The following example usage of the command-line shell illustrates how Python's current working directory is set.

$ pwd
/home/example_user/example_directory
$ ls
cwd_printer.py
$ python cwd_printer.py
The current working directory is /home/example_user/example_directory
$ cd ..
$ pwd
/home/example_user
$ python example_directory/cwd_printer.py
The current working directory is /home/example_user

os.listdir and os.path.join

The os.listdir function takes one argument: an absolute or relative pathname, which should refer to a directory. The function returns a list of relative pathnames (strings) of all files/directories inside of the given directory name.

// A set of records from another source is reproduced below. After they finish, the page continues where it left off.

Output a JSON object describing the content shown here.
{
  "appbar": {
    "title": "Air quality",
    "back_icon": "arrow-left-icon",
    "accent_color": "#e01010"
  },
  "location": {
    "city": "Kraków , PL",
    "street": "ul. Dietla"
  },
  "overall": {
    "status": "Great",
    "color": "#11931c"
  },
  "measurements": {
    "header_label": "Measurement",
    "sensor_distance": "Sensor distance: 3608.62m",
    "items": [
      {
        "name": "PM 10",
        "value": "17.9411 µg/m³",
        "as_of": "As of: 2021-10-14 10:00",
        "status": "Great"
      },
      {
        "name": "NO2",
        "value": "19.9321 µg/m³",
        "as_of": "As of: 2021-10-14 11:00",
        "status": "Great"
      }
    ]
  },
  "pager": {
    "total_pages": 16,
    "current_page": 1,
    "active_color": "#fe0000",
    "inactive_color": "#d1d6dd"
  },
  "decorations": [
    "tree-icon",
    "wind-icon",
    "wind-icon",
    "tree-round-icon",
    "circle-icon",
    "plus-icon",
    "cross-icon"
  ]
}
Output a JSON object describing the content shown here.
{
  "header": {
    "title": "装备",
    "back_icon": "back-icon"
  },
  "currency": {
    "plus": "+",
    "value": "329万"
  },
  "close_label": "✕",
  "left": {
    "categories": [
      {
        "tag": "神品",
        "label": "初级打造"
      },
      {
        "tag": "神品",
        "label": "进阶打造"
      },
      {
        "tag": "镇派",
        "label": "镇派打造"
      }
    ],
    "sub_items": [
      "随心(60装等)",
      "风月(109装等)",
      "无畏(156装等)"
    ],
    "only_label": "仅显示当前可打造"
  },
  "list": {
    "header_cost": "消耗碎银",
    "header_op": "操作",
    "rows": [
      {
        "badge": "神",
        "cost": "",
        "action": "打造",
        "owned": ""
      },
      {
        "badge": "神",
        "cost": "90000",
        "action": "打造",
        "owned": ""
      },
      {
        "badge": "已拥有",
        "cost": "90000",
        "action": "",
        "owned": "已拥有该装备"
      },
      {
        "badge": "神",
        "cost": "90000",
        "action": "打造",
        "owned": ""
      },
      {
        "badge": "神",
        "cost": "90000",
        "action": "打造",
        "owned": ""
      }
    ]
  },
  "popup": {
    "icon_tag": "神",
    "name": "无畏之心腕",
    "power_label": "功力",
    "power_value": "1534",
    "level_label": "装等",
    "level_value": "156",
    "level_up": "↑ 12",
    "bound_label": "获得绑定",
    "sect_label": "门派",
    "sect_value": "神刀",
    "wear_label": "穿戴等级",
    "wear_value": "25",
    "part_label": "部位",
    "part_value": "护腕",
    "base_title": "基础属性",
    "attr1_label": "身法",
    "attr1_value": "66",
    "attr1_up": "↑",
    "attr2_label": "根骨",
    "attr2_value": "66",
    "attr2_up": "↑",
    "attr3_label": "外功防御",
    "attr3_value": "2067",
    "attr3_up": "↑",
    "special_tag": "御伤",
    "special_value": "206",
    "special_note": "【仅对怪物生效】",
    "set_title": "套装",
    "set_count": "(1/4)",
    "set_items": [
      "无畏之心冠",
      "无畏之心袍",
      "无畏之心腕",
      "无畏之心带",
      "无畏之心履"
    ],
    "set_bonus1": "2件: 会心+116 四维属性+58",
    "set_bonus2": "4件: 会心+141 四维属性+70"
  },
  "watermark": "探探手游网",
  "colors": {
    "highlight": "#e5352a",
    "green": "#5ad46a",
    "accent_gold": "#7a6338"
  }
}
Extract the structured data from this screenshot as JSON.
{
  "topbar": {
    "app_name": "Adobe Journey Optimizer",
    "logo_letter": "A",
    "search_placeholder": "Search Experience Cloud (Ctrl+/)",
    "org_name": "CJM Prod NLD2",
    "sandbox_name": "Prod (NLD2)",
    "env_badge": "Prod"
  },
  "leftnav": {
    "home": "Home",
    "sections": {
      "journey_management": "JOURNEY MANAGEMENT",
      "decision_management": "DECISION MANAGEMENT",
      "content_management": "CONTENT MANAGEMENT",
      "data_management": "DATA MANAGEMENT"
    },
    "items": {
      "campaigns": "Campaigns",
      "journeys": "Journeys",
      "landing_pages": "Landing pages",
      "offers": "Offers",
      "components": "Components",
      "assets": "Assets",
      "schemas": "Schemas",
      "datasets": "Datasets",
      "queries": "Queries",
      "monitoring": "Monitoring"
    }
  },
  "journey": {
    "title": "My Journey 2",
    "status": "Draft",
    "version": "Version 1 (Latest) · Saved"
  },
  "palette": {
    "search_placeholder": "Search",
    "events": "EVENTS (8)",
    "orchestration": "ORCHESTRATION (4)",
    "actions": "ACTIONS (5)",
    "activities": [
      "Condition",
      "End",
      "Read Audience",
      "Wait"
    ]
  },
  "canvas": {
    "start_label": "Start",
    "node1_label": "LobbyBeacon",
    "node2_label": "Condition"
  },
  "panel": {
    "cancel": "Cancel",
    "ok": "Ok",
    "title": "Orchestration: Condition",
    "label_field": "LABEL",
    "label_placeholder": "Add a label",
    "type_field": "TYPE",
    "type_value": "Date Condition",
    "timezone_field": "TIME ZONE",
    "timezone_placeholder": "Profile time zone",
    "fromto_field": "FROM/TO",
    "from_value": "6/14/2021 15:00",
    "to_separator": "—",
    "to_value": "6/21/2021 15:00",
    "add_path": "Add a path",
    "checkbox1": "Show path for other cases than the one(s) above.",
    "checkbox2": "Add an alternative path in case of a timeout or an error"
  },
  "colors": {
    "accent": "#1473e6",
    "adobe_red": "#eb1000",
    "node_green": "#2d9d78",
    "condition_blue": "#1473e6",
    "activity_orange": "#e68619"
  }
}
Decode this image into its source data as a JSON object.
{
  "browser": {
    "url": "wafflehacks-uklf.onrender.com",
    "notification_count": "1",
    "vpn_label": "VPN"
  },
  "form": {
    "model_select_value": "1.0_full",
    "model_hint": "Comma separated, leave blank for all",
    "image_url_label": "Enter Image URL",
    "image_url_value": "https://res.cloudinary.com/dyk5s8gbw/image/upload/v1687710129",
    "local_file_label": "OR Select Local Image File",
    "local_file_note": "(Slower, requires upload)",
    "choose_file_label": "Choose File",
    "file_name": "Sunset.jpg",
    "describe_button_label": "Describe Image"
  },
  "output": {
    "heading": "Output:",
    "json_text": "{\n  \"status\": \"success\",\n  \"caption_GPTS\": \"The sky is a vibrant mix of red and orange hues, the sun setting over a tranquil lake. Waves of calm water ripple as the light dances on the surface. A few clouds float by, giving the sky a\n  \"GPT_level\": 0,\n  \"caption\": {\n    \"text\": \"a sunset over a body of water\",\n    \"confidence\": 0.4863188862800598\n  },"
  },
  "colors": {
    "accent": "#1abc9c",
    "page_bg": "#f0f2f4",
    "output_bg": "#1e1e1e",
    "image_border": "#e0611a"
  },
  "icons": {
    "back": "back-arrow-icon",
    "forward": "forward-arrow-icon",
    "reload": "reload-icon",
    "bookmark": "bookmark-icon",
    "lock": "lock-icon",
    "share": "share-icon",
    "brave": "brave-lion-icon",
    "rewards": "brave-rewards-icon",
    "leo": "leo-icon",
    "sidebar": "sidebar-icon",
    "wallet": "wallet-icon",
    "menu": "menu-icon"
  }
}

These strings should be used relative to os.listdir's argument. Consider the following situation:

The following example usage shows a wrong and a right way to open people.txt

$ pwd
/home/example_user
$ python
Python 2.7.3 (default, Sep 26 2012, 21:51:14) 
[GCC 4.7.2] on linux2
Type "help", "copyright", "credits" or "license" for more information.
>>> import os
>>> filenames = os.listdir("data")
>>> filenames
['people.txt']
>>> file = open(filenames[0])
Traceback (most recent call last):
  File "<stdin>", line 1, in <module>
IOError: [Errno 2] No such file or directory: 'people.txt'
>>> pathname = os.path.join("data", filenames[0])
>>> pathname
'data/people.txt'
>>> open(pathname)
<open file 'data/people.txt', mode 'r' at 0x7f74ad5d8270>
>>>

Notice that when the first attempt to open the file was made, python reported that no file exists. Consider that we are trying to open the file with the absolute path of /home/example_user/data/people.txt. When we try to use the relative path of people.txt (recall that this is interpreted as relative because it does not have a leading /), our computer will combine the relative path with the current working directory, which in this case is /home/example_user. This generates the incorrect absolute path of /home/example_user/people.txt

Instead, we can combine data and people.txt using os.path.join to generate the relative path data/people.txt. When we try to use this new relative path, our computer generates the absolute path /home/example_user/data/people.txt, which is what we want.

Do not combine paths using string concatenation (+) or anything other than os.path.join. Different computers represent paths in different ways. In particular, Windows uses \ as a directory separator in pathnames, while Unix (Mac and Linux) machines use / as a directory separator in pathnames. Your code will not handle pathnames as elegantly and correctly as os.path.join will.